The Lincoln Project was a media darling throughout 2020 for its vitriolic anti-GOP and anti-Trump ads, with its ex-GOP members enjoying extensive time on MSNBC especially. While some outlets referred to it as a “Republican” group while covering the hoax, its co-founder Steve Schmidt has joined the Democratic Party and it is staunchly committed to defeating GOP candidates.

Despite the clear media angle to one of the biggest stories of the week, Stelter didn’t feel it was important enough to make the episode of “Reliable Sources” that aired less than 48 hours after the ordeal. 

CNN did not immediately respond to a request for comment. 

Stelter’s show, which has had a problem attracting viewers during the Biden era and failed to get more than 800,000 viewers for eight consecutive weeks entering Sunday’s episode, has a long history of protecting its tiny audience from media stories that make the host’s liberal peers look bad. 

In October, he failed to acknowledge CNN chief medical correspondent Dr. Sanjay Gupta’s viral interview with podcast giant Joe Rogan, who forced Gupta to admit CNN should not have characterized Rogan’s use of ivermectin as “horse dewormer” amid his recovery from COVID. His show previously ignored a sexual harassment allegation against CNN host Chris Cuomo, when veteran TV producer Shelley Ross said the “Cuomo Prime Time” namesake groped her when they worked together at ABC News. 

Brian Stelter has a long history of shielding his small audience from media stories that make his liberal peers look bad. (REUTERS/Andrew Kelly)

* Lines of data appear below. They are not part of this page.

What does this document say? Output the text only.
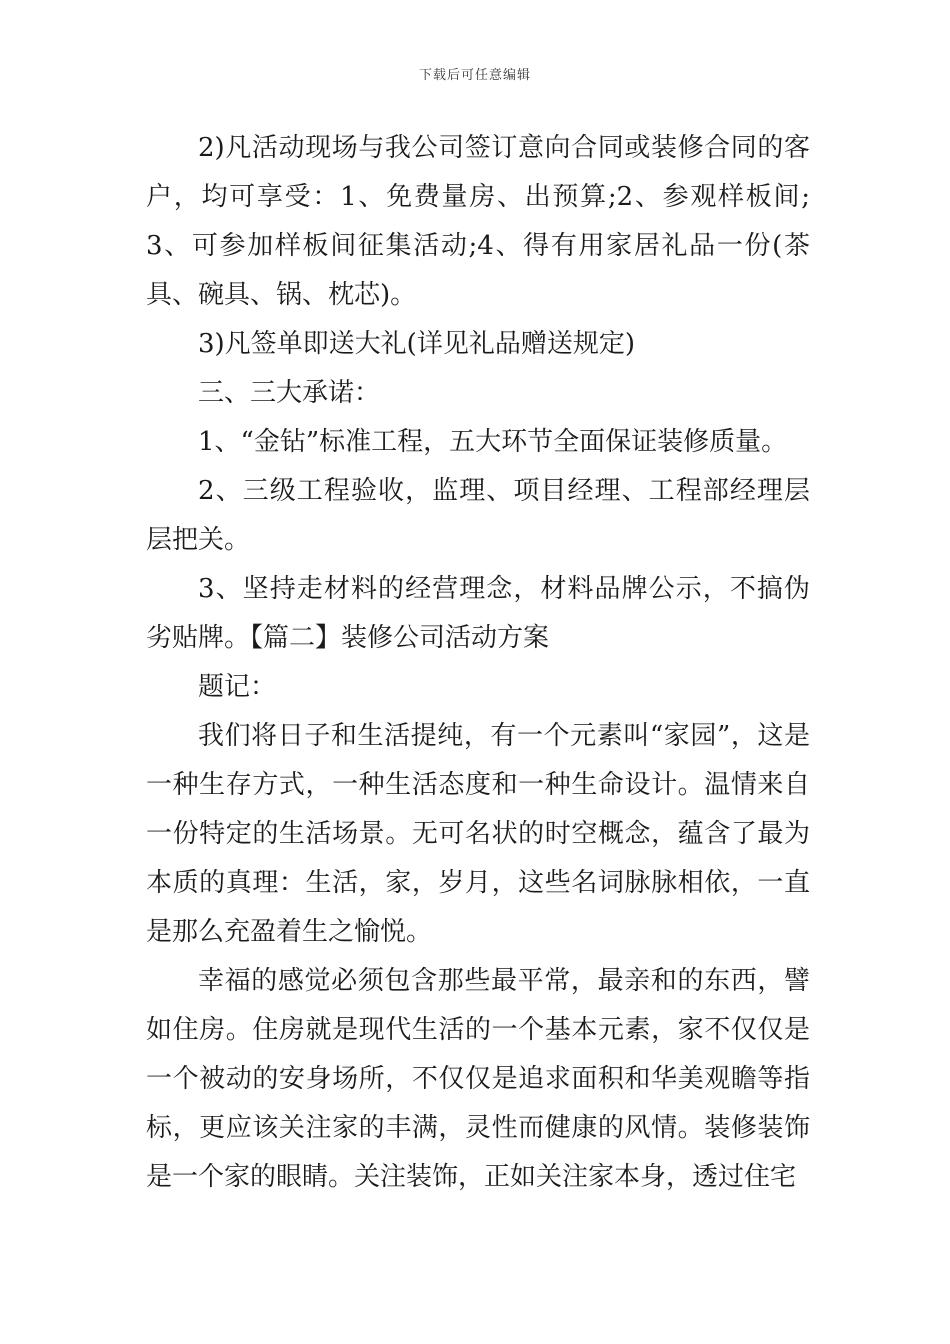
下载后可任意编辑

2)凡活动现场与我公司签订意向合同或装修合同的客户，均可享受：1、免费量房、出预算;2、参观样板间;3、可参加样板间征集活动;4、得有用家居礼品一份(茶具、碗具、锅、枕芯)。

3)凡签单即送大礼(详见礼品赠送规定)

三、三大承诺：

1、“金钻”标准工程，五大环节全面保证装修质量。

2、三级工程验收，监理、项目经理、工程部经理层层把关。

3、坚持走材料的经营理念，材料品牌公示，不搞伪劣贴牌。【篇二】装修公司活动方案

题记：

我们将日子和生活提纯，有一个元素叫“家园”，这是一种生存方式，一种生活态度和一种生命设计。温情来自一份特定的生活场景。无可名状的时空概念，蕴含了最为本质的真理：生活，家，岁月，这些名词脉脉相依，一直是那么充盈着生之愉悦。

幸福的感觉必须包含那些最平常，最亲和的东西，譬如住房。住房就是现代生活的一个基本元素，家不仅仅是一个被动的安身场所，不仅仅是追求面积和华美观瞻等指标，更应该关注家的丰满，灵性而健康的风情。装修装饰是一个家的眼睛。关注装饰，正如关注家本身，透过住宅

But Stelter doesn’t only skip news about his CNN colleagues. He has also glossed over the Washington Post’s major correction of its January report that accused Trump of urging Georgia election officials to “find the fraud,” the major MSNBC leadership shakeup, Toobin’s firing from The New Yorker following his Zoom call masturbation scandal, the ousting of MSNBC contributor Jon Meacham after it was revealed that he was moonlighting as a speechwriter for the Biden campaign and the scandals that plagued The Lincoln Project before its latest embarrassment, among many other things. 

In 2019, Stelter completely avoided the revelation that ABC News had spiked an investigation into convicted pedophile Jeffrey Epstein.  

The Lincoln Project has been beset by multiple scandals this year, including allegations that its co-founder John Weaver had sexually harassed young men online including minors and other higher-ups knew about it months before they let on.

Following the hoax being exposed, McAuliffe campaign manager Chris Rolling tweeted, “What happened today is disgusting and distasteful and we condemn it in the strongest terms. Those involved should immediately apologize.”